HomeEssential Elements of A Criminal Offence under Common Law

Actus Non Facit Reum Nisi Mens Sit Rea

 

It is a Latin Maxim which states that the general principle is that one cannot be said to commit a criminal act unless one has a guilty mind.

Under the Indian Penal Code 1860, we can see that most of the acts in the code have words like reckless, negligent, intentional, and knowledge attached to them. These are the words that signify the guilt of the mind.

This is a general principle, however, there can be specific statutes which criminalize acts without the requirement of the guilty mind. These will be strict liability offences.

Actus Reus and the legal distinction between act and omission

 

As per Section 32 of the Indian Penal Code 1860, “In every part of this Code, except where a contrary intention appears from the context, words which refer to acts done extend also to illegal omissions.” Thus, an act done will not include every omission, it will include only those omissions which are illegal.

As per Section 43 of the Indian Penal Code 1860, “A person is said to be “legally bound to do” whatever it is illegal in him to omit.’’ Thus, an omission will be illegal and liable for punishment when there is a legal duty to do the act.

Causation:

Causation is the connection or link between the act of the accused and the result of the act. There are different tests used by courts to determine causation.

Novus Actus Interveniens: A new intervening act between the act of the accused and the result. If this new intervening act is what mainly led to the result, it breaks the causal link between the act of the accused and the resulting harm caused to the victim.

The two steps to establish the causal link between the act of the accused and the resulting effect is to establish factual causation and legal causation.

The ‘but for’ test is used to establish factual causation while legal causation is established if the connection between the cause and the effect produced is sufficient and substantial.
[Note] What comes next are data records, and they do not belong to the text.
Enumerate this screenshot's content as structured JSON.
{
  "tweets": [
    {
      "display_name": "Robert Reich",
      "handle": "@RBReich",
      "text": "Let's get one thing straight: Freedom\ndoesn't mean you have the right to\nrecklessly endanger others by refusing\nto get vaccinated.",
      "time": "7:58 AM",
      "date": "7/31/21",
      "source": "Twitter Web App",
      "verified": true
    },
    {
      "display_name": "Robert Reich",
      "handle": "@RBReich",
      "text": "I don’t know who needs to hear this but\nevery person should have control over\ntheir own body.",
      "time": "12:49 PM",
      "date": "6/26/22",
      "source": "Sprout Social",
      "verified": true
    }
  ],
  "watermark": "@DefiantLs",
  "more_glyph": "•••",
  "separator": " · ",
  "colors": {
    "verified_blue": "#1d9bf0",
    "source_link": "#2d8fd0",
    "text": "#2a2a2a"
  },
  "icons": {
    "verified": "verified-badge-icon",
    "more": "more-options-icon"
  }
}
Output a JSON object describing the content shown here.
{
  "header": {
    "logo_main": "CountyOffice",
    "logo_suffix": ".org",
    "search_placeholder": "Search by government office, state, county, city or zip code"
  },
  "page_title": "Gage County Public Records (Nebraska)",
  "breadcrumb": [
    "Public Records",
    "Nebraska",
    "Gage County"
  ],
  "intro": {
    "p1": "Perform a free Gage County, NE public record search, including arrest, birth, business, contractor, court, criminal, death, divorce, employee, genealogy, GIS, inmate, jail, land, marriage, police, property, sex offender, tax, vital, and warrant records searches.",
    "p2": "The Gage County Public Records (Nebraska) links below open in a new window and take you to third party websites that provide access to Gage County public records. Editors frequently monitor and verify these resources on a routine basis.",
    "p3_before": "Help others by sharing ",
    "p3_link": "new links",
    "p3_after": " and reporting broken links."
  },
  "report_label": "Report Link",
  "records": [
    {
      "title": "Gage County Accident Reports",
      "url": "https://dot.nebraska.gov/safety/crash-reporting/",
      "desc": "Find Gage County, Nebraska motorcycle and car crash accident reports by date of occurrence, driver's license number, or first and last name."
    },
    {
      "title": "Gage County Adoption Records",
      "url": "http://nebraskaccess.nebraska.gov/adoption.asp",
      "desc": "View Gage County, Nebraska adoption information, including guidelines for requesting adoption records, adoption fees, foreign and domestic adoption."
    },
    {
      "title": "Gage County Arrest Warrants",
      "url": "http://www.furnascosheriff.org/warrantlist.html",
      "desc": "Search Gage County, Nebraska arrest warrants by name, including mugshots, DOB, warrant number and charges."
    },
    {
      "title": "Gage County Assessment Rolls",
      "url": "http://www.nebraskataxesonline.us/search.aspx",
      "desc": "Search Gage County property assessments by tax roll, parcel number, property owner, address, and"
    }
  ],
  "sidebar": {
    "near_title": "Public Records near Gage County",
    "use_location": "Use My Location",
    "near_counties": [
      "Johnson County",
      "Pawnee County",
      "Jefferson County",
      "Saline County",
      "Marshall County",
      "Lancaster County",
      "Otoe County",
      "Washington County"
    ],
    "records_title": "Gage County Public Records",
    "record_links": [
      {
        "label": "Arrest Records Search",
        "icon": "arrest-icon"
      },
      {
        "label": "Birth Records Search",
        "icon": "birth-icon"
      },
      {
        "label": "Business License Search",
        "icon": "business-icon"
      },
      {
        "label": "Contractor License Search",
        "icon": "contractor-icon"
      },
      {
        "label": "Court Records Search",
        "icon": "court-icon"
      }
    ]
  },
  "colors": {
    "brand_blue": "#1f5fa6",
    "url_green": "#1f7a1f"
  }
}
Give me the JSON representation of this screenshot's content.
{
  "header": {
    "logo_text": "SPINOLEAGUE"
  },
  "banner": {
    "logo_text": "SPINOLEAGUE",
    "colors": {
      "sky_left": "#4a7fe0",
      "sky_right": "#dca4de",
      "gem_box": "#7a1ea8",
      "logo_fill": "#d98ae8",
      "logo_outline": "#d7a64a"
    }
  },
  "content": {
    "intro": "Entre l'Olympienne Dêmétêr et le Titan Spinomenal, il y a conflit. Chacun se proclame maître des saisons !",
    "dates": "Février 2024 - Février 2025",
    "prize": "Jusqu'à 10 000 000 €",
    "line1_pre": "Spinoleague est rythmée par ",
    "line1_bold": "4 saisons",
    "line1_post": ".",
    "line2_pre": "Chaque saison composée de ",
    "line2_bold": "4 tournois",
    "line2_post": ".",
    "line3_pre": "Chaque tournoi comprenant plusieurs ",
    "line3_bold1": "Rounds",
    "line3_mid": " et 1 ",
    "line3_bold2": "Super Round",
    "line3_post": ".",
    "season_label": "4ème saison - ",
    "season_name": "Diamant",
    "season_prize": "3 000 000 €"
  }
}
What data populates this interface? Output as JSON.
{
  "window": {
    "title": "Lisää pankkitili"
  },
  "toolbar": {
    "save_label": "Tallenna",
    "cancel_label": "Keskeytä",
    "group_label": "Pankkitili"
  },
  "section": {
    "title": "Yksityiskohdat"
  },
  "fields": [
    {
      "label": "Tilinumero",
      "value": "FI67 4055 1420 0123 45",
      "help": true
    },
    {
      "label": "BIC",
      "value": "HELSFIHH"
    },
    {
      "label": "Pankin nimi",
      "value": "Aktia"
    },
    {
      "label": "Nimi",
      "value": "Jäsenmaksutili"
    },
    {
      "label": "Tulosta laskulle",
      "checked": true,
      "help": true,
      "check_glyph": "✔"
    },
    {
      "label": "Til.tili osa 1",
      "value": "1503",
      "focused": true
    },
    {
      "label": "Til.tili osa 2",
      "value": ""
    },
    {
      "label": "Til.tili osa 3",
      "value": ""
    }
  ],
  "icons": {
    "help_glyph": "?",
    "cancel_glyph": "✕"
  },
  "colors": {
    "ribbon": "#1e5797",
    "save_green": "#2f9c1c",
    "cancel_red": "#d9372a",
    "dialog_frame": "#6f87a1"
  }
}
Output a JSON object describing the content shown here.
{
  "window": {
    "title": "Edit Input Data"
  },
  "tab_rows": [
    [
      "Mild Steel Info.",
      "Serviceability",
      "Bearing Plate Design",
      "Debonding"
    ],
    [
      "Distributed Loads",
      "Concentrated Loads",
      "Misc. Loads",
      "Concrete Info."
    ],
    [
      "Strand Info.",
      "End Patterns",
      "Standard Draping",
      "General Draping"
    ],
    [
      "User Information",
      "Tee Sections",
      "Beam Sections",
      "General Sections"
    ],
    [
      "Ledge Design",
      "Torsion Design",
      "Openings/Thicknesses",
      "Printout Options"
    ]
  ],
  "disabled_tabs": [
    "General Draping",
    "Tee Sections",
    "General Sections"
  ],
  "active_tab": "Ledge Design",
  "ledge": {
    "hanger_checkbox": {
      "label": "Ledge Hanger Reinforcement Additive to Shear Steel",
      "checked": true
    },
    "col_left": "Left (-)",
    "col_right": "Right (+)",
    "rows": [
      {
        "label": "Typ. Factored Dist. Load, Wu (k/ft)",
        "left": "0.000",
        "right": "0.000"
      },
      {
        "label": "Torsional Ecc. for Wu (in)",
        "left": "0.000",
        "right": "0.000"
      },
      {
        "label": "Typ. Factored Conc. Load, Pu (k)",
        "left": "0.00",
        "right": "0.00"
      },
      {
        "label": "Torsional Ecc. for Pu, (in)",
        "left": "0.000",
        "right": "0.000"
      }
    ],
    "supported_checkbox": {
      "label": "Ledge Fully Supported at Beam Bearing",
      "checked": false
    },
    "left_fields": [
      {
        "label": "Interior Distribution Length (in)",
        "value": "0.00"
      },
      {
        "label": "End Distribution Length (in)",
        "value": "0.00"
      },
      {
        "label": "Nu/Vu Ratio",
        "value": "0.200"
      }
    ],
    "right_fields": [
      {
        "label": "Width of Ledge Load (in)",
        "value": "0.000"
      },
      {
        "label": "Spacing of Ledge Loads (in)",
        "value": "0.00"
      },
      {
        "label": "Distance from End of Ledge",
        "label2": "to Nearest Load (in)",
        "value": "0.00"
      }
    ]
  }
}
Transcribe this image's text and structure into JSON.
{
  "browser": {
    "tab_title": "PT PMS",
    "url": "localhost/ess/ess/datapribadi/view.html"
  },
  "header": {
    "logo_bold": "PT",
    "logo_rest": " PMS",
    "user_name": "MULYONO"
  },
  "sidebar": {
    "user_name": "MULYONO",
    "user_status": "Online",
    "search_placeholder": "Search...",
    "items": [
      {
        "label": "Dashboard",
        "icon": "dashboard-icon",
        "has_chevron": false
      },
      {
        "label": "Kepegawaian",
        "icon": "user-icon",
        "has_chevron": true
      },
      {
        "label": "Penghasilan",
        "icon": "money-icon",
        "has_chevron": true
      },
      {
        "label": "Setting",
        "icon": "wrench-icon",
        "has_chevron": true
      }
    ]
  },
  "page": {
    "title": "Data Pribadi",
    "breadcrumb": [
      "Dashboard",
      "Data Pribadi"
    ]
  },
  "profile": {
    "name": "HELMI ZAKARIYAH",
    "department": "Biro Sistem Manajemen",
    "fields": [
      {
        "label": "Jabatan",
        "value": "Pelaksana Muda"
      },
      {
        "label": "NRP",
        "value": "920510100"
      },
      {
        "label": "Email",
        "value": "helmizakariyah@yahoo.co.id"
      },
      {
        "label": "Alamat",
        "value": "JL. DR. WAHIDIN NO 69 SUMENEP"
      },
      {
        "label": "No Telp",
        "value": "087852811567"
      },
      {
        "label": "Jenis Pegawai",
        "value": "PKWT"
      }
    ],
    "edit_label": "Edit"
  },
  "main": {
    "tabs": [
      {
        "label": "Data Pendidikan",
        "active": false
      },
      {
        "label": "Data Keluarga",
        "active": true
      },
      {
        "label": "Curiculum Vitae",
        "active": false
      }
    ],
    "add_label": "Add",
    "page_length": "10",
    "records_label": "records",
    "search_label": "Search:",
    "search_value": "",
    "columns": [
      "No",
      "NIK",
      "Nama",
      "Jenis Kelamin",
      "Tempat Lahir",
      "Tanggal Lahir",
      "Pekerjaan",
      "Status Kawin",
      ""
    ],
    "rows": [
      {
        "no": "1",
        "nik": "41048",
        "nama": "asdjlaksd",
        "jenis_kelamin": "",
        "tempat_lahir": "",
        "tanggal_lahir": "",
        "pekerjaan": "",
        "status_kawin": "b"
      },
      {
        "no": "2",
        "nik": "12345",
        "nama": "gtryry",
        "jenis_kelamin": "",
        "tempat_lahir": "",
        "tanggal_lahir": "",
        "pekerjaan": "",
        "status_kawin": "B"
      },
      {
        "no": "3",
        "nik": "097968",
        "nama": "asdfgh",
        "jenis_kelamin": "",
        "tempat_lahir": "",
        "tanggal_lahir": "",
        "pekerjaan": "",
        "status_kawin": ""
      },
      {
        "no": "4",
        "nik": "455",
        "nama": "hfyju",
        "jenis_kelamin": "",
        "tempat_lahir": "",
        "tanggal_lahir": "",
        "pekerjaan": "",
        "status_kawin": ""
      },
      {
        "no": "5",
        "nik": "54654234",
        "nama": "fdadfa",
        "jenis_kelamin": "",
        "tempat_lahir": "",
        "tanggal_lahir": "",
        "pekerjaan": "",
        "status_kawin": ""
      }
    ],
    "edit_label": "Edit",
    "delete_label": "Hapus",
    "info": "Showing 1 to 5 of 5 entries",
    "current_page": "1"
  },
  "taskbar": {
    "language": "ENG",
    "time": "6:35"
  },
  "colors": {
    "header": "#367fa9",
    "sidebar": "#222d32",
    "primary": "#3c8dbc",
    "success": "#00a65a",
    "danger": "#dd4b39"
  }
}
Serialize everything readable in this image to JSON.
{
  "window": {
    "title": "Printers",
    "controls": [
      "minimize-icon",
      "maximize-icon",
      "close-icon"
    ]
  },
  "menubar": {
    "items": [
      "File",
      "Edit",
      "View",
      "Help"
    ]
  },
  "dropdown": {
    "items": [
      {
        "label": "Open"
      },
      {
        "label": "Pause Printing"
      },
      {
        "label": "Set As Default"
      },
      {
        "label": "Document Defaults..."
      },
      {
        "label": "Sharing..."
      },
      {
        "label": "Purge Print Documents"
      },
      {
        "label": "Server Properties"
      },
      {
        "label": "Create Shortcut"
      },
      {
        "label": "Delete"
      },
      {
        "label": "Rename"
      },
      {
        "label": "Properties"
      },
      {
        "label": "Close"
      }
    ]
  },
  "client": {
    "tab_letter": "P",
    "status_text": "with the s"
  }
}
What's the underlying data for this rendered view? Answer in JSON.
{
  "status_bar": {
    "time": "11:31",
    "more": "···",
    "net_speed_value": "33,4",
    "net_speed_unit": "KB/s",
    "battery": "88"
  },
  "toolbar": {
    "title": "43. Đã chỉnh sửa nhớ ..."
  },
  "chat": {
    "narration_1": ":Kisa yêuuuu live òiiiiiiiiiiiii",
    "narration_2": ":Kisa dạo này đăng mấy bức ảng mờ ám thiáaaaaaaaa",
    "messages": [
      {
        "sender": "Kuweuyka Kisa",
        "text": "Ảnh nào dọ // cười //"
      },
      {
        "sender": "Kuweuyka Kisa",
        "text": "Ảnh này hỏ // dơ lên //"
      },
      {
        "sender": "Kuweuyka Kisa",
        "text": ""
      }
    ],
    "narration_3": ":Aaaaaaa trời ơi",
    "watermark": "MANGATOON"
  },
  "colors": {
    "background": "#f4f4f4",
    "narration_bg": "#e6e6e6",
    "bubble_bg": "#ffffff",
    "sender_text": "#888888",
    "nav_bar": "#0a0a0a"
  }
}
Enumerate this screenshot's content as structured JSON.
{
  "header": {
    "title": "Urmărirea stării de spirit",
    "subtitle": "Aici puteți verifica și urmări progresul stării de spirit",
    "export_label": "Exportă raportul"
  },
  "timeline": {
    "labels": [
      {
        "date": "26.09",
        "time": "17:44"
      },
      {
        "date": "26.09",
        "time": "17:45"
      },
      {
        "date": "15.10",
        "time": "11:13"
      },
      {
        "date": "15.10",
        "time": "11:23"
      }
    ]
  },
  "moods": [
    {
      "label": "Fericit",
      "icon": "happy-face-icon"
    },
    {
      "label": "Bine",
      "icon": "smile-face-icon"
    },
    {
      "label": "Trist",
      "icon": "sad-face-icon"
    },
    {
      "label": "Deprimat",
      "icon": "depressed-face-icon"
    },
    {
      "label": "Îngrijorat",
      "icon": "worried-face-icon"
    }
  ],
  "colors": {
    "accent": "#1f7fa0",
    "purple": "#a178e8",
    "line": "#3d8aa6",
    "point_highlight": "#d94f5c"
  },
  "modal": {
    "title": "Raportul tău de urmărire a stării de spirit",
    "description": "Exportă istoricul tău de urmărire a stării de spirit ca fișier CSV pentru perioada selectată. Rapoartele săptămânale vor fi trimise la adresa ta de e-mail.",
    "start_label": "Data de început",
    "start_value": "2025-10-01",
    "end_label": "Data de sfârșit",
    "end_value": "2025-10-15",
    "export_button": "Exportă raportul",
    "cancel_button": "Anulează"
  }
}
In R v. Roberts, the defendant was convicted for causing bodily harm after the victim jumped out of his moving car when he attempted to make sexual advances at her. It was held that since the intervening voluntary act of the victim was a natural consequence of the act of the defendant, it would not break the causal link. It would only break if the victim’s intervening act was unforeseeable in the eyes of a reasonable person.‣In R v. Smith, the victim, after being stabbed by the victim, was dropped down twice by the people taking him to the hospital and was treated with negligence by the hospital, before finally succumbing to the injuries. It was held that the act of the accused need not be the only cause, it is enough if it was an operating and substantial cause.

We can see the interplay of factual and legal causation, along with intervening acts through the above cases.

Mens Rea: As mentioned earlier, the general principle requires, along with a criminal act, a criminal intent. Mens rea is the second and mental component of a crime, without which the act is not a crime in general. Mens Rea includes intention, foresight, negligence and recklessness.

Intention: When the motive is to be determined, the appropriate question would be ‘What?’ and ‘Why?’. However, when the intention is to be determined, the appropriate question would be ‘How?’. The culpability of the act depends on how motive is achieved, that is how motive is intended to be achieved. The act intended is the only consideration to determine culpability.

Foresight: Foresight is, “the ability to judge correctly what is going to happen in the future and plan your actions based on this knowledge.” Thus, foresight is being conscious or aware of the possible results of a certain act.

Recklessness: For recklessness, a subjective approach was first taken in R v. Cunningham, in which it was held that an act will be reckless if the accused could foresee the risk and still went ahead with the act taking a chance of risk.

In R v. G, this approach was taken with a slight modification which required that the chance of risk taken by the accused must be unreasonable.

Negligence: Negligence is when there is no foresight of risk by the accused but the same is expected of him as a reasonable person would have foreseen the risk. The standard of care and awareness here should match that of a reasonable person.